Conservative Home

« Conservatives on the Couch: Ten Reasons Not to Go into Politics | Main | Donal Blaney: Expand the leadership »

Constance Compton: The Party of foreign policy competence

Constance has a strong interest in foreign affairs and the transatlantic relationship.

As has been noted already on ConservativeHome, the full text of David Cameron’s speech this week commemorating the fifth anniversary of 9/11 was subtler and more balanced than the media coverage it received. But a team which gives message and PR the priority that Cameron’s does could not plausibly feign surprise that calling for a policy of 'patience and humility’ in preference to an existing policy that is ‘slavish’ and ‘simplistic’ has been seen as more significant and revealing of the Tories’ current stance than his welcome denunciation of the crudest forms of anti-Americanism.

The speech follows the Conservatives’ decision in July to go much further than Tony Blair in criticising Israeli action in the Lebanon and Gaza – language repeated by Cameron on Monday. Again, one could plead that this decision was motivated by the purest principle, rather than the hope of tapping into an ever-growing, fashionable anti-Americanism. But the decision to emphasise the stance in a Sunday Telegraph article as a divergence from US foreign policy, rather than diplomatically bury the fact, would suggest otherwise.

Press coverage has suggested that these statements could mark a radical departure from the party's recent history, but in fact it is most characteristic of the very period, under Michael Howard, from which David Cameron has been keenest to distance the Conservative Party.

Under Howard, the Conservatives' previously consistent stance on Iraq, and the party's ability to boast that its votes in the Commons had made the difference in allowing the Iraq War to be prosecuted by British forces, was squandered with opportunistic statements and u-turns that reflected opinion poll judgements that were naturally ephemeral in a rapidly changing situation such as Iraq after March 2003. It hardly seems unreasonable to say after the 2005 election that the electoral benefits of this approach are invisible - or negative. It is not a happy precedent, and its electoral failure offers a cautionary tale now for the party, when it finds itself tempted to repeat the experiment.
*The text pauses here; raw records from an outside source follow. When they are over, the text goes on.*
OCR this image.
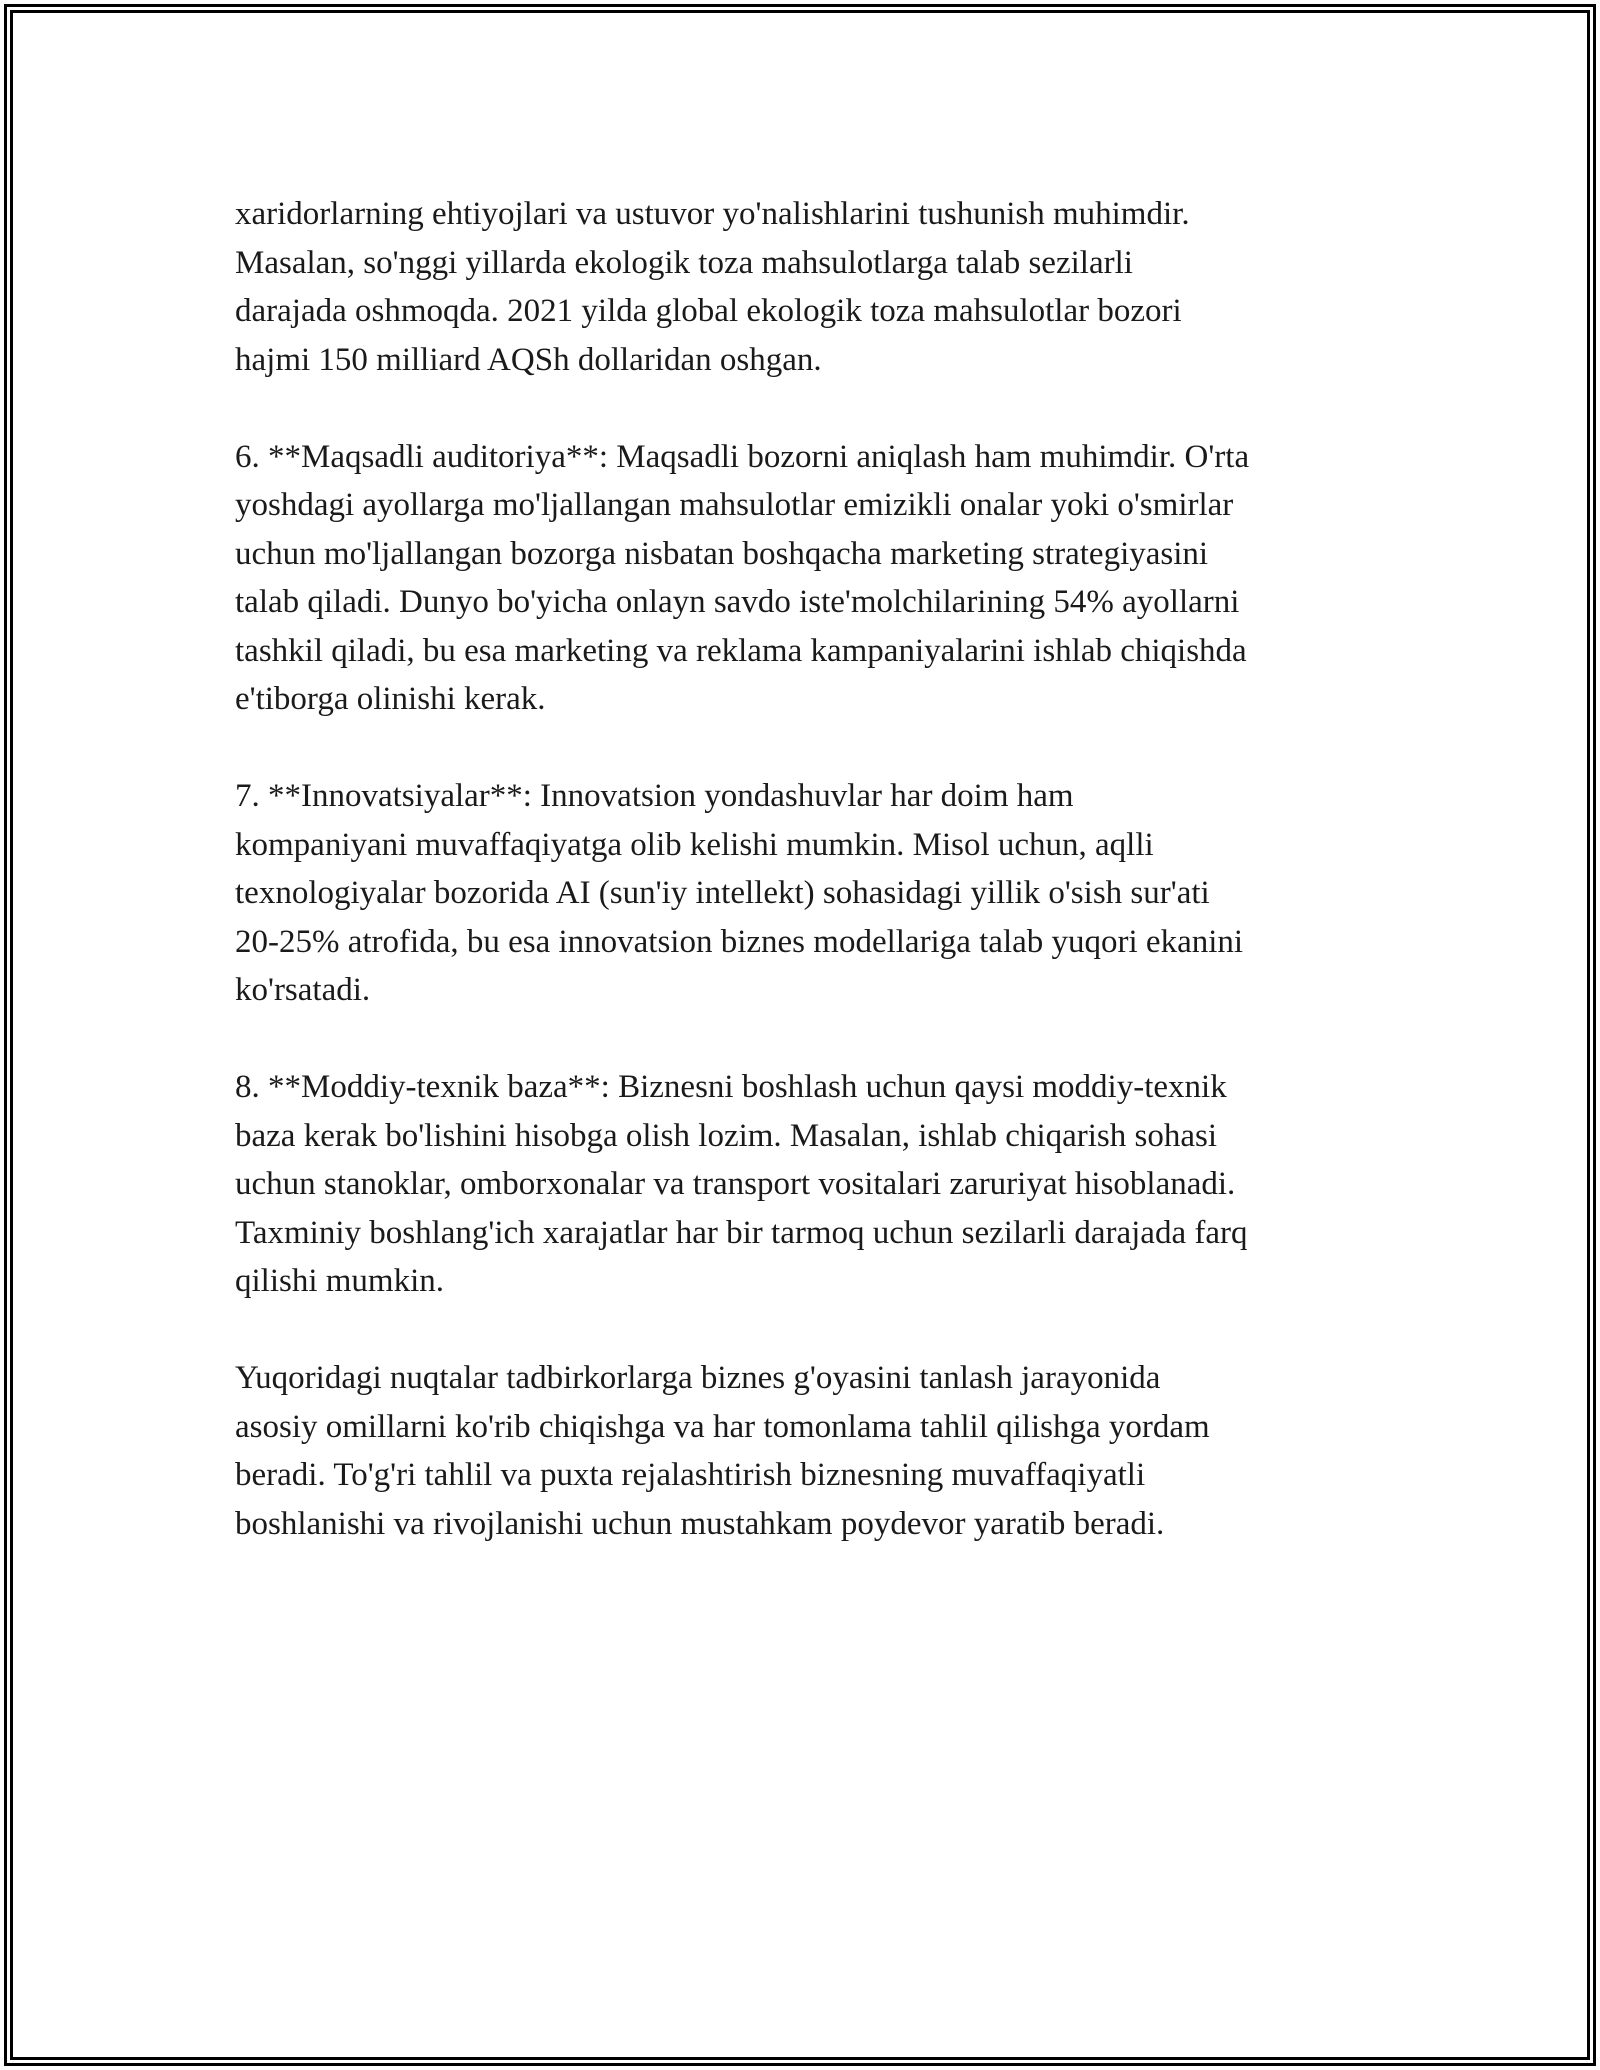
xaridorlarning ehtiyojlari va ustuvor yo'nalishlarini tushunish muhimdir.
Masalan, so'nggi yillarda ekologik toza mahsulotlarga talab sezilarli
darajada oshmoqda. 2021 yilda global ekologik toza mahsulotlar bozori
hajmi 150 milliard AQSh dollaridan oshgan.

6. **Maqsadli auditoriya**: Maqsadli bozorni aniqlash ham muhimdir. O'rta
yoshdagi ayollarga mo'ljallangan mahsulotlar emizikli onalar yoki o'smirlar
uchun mo'ljallangan bozorga nisbatan boshqacha marketing strategiyasini
talab qiladi. Dunyo bo'yicha onlayn savdo iste'molchilarining 54% ayollarni
tashkil qiladi, bu esa marketing va reklama kampaniyalarini ishlab chiqishda
e'tiborga olinishi kerak.

7. **Innovatsiyalar**: Innovatsion yondashuvlar har doim ham
kompaniyani muvaffaqiyatga olib kelishi mumkin. Misol uchun, aqlli
texnologiyalar bozorida AI (sun'iy intellekt) sohasidagi yillik o'sish sur'ati
20-25% atrofida, bu esa innovatsion biznes modellariga talab yuqori ekanini
ko'rsatadi.

8. **Moddiy-texnik baza**: Biznesni boshlash uchun qaysi moddiy-texnik
baza kerak bo'lishini hisobga olish lozim. Masalan, ishlab chiqarish sohasi
uchun stanoklar, omborxonalar va transport vositalari zaruriyat hisoblanadi.
Taxminiy boshlang'ich xarajatlar har bir tarmoq uchun sezilarli darajada farq
qilishi mumkin.

Yuqoridagi nuqtalar tadbirkorlarga biznes g'oyasini tanlash jarayonida
asosiy omillarni ko'rib chiqishga va har tomonlama tahlil qilishga yordam
beradi. To'g'ri tahlil va puxta rejalashtirish biznesning muvaffaqiyatli
boshlanishi va rivojlanishi uchun mustahkam poydevor yaratib beradi.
Daniel Hannan has frequently noted that objections to 'populism' are usually just another way of objecting to democracy. But the charge of populism hurled by a Guardian journalist at politicians who suggest a tough approach to law and order or asylum is one thing. Quite another is the populism that expresses itself in an attitude to foreign affairs that reflects less the international realities of Britain's place in the world, national interest and duties to its allies than an impotent irritation at the behaviour of others, such as America and Israel.
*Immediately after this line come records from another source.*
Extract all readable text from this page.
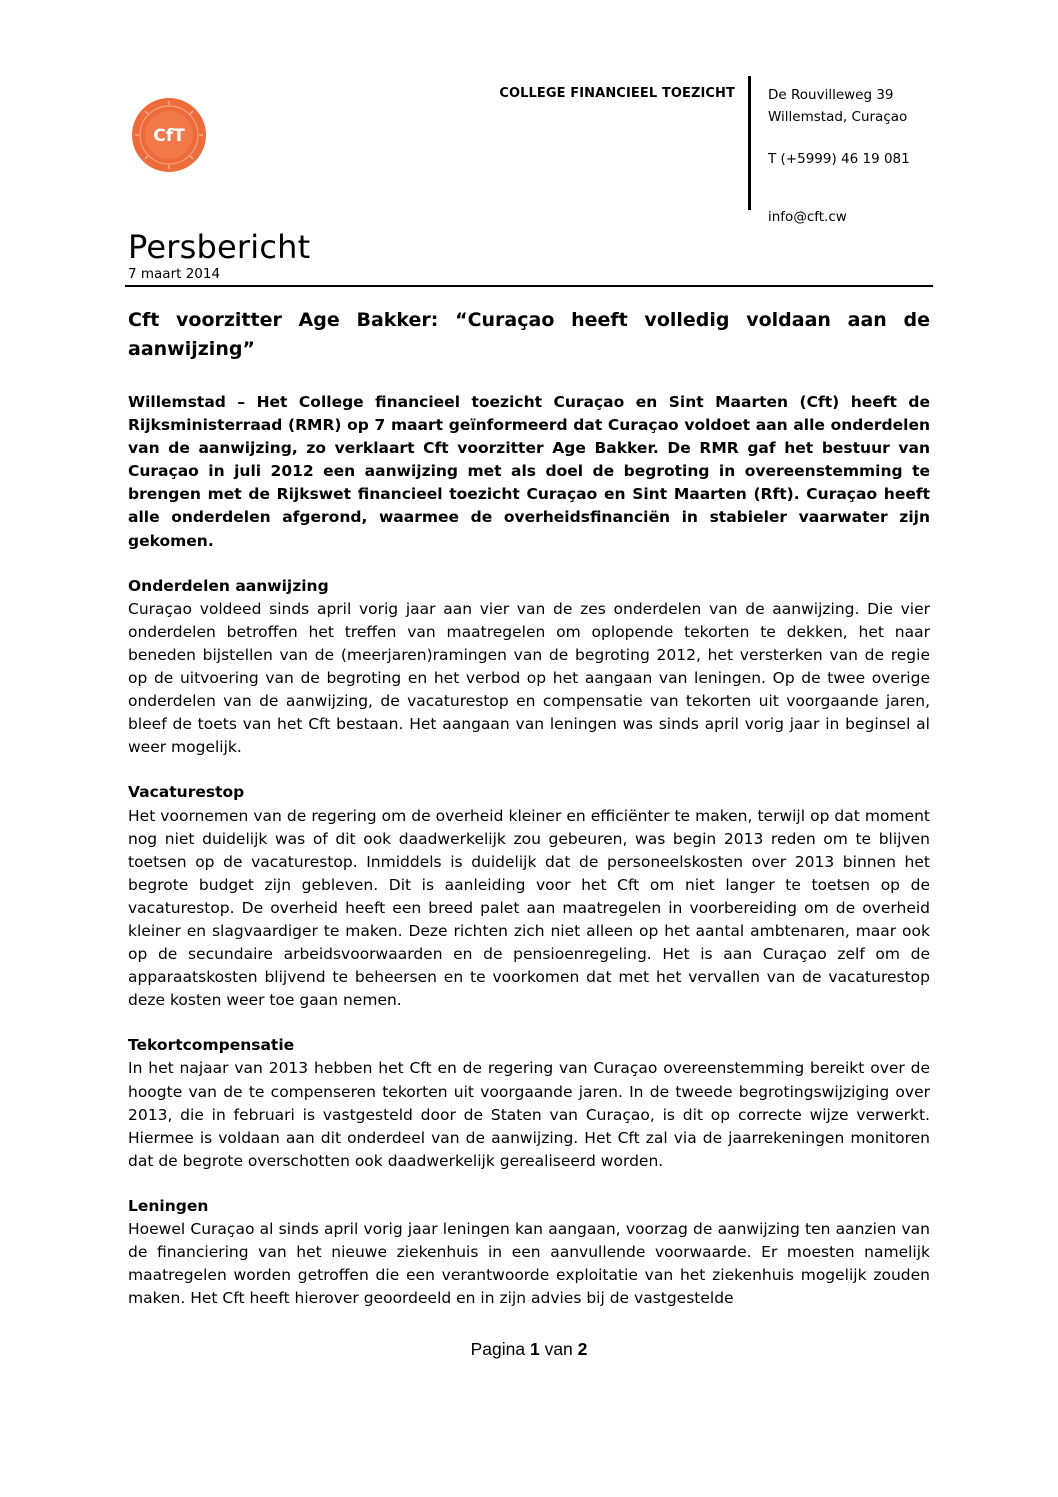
CfT
COLLEGE FINANCIEEL TOEZICHT De Rouvilleweg 39
Willemstad, Curaçao
T (+5999) 46 19 081
info@cft.cw
Persbericht
7 maart 2014
Cft voorzitter Age Bakker: “Curaçao heeft volledig voldaan aan de aanwijzing”

Willemstad – Het College financieel toezicht Curaçao en Sint Maarten (Cft) heeft de Rijksministerraad (RMR) op 7 maart geïnformeerd dat Curaçao voldoet aan alle onderdelen van de aanwijzing, zo verklaart Cft voorzitter Age Bakker. De RMR gaf het bestuur van Curaçao in juli 2012 een aanwijzing met als doel de begroting in overeenstemming te brengen met de Rijkswet financieel toezicht Curaçao en Sint Maarten (Rft). Curaçao heeft alle onderdelen afgerond, waarmee de overheidsfinanciën in stabieler vaarwater zijn gekomen.

Onderdelen aanwijzing

Curaçao voldeed sinds april vorig jaar aan vier van de zes onderdelen van de aanwijzing. Die vier onderdelen betroffen het treffen van maatregelen om oplopende tekorten te dekken, het naar beneden bijstellen van de (meerjaren)ramingen van de begroting 2012, het versterken van de regie op de uitvoering van de begroting en het verbod op het aangaan van leningen. Op de twee overige onderdelen van de aanwijzing, de vacaturestop en compensatie van tekorten uit voorgaande jaren, bleef de toets van het Cft bestaan. Het aangaan van leningen was sinds april vorig jaar in beginsel al weer mogelijk.

Vacaturestop

Het voornemen van de regering om de overheid kleiner en efficiënter te maken, terwijl op dat moment nog niet duidelijk was of dit ook daadwerkelijk zou gebeuren, was begin 2013 reden om te blijven toetsen op de vacaturestop. Inmiddels is duidelijk dat de personeelskosten over 2013 binnen het begrote budget zijn gebleven. Dit is aanleiding voor het Cft om niet langer te toetsen op de vacaturestop. De overheid heeft een breed palet aan maatregelen in voorbereiding om de overheid kleiner en slagvaardiger te maken. Deze richten zich niet alleen op het aantal ambtenaren, maar ook op de secundaire arbeidsvoorwaarden en de pensioenregeling. Het is aan Curaçao zelf om de apparaatskosten blijvend te beheersen en te voorkomen dat met het vervallen van de vacaturestop deze kosten weer toe gaan nemen.

Tekortcompensatie

In het najaar van 2013 hebben het Cft en de regering van Curaçao overeenstemming bereikt over de hoogte van de te compenseren tekorten uit voorgaande jaren. In de tweede begrotingswijziging over 2013, die in februari is vastgesteld door de Staten van Curaçao, is dit op correcte wijze verwerkt. Hiermee is voldaan aan dit onderdeel van de aanwijzing. Het Cft zal via de jaarrekeningen monitoren dat de begrote overschotten ook daadwerkelijk gerealiseerd worden.

Leningen

Hoewel Curaçao al sinds april vorig jaar leningen kan aangaan, voorzag de aanwijzing ten aanzien van de financiering van het nieuwe ziekenhuis in een aanvullende voorwaarde. Er moesten namelijk maatregelen worden getroffen die een verantwoorde exploitatie van het ziekenhuis mogelijk zouden maken. Het Cft heeft hierover geoordeeld en in zijn advies bij de vastgestelde

Pagina 1 van 2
The difference is this: at election time, the first sort of populism is actually popular. The criminological evidence is now entirely aligned with common sense on the question of whether prison works: you have to be living on the moon to doubt that it does. And politicians can restrict immigration to levels consistent with good community relations and social stability. Parties which ignore these facts do not fare well with voters, and closing the gap with the Conservatives on these issues was an essential but oft-forgotten part of building New Labour’s credibility.

But the populism that expresses itself by objecting to the tough measures a country's allies take internationally, and by trendy anti-Americanism, ultimately works against the credibility of the politician uttering them. Many people find comfort even in the consistently anti-American rhetoric of George Galloway, Tony Benn or Menzies Campbell, but in choosing a government, voters always prefer a tough, realistic approach to the world and the international challenges Britain faces.

That Britain exists in a globalised world where threats originating in the Middle East can detonate on tube stations in the East End is not an observation confined to foreign policy wonks, but a reality obvious to everyone. While voters are rightly unwilling to accept the idea that they can’t have what they want in mostly domestic areas such as law and order, they instinctively understand in foreign policy the need for politicians to work with allies, to build and retain international credibility, and to act like statesmen - even if this gets in the way of those voters’ gut preferences. Populist appeals to these gut preferences come at a huge cost if the result is alienating traditional allies of Britain whose favour will provide voters the reassurance they need that the country’s national interests and security can be trusted in that party’s hands. They also amount to a very risky manoeuvre from a Tory Party that has already taken a softer line than Labour on domestic anti-terror measures ranging from identity cards to the internment of terror suspects.

The obvious counterpart to the decision to leave the European People’s Party (eventually) comes in stressing links beyond the European Union, most of all with the English-speaking world. By matching it instead with rhetoric likely to alienate much closer allies than Britain has in Europe, the Conservatives put at risk an essential component of electoral success in the post-9/11, post-7/7 world: being seen once again as the party of foreign policy competence.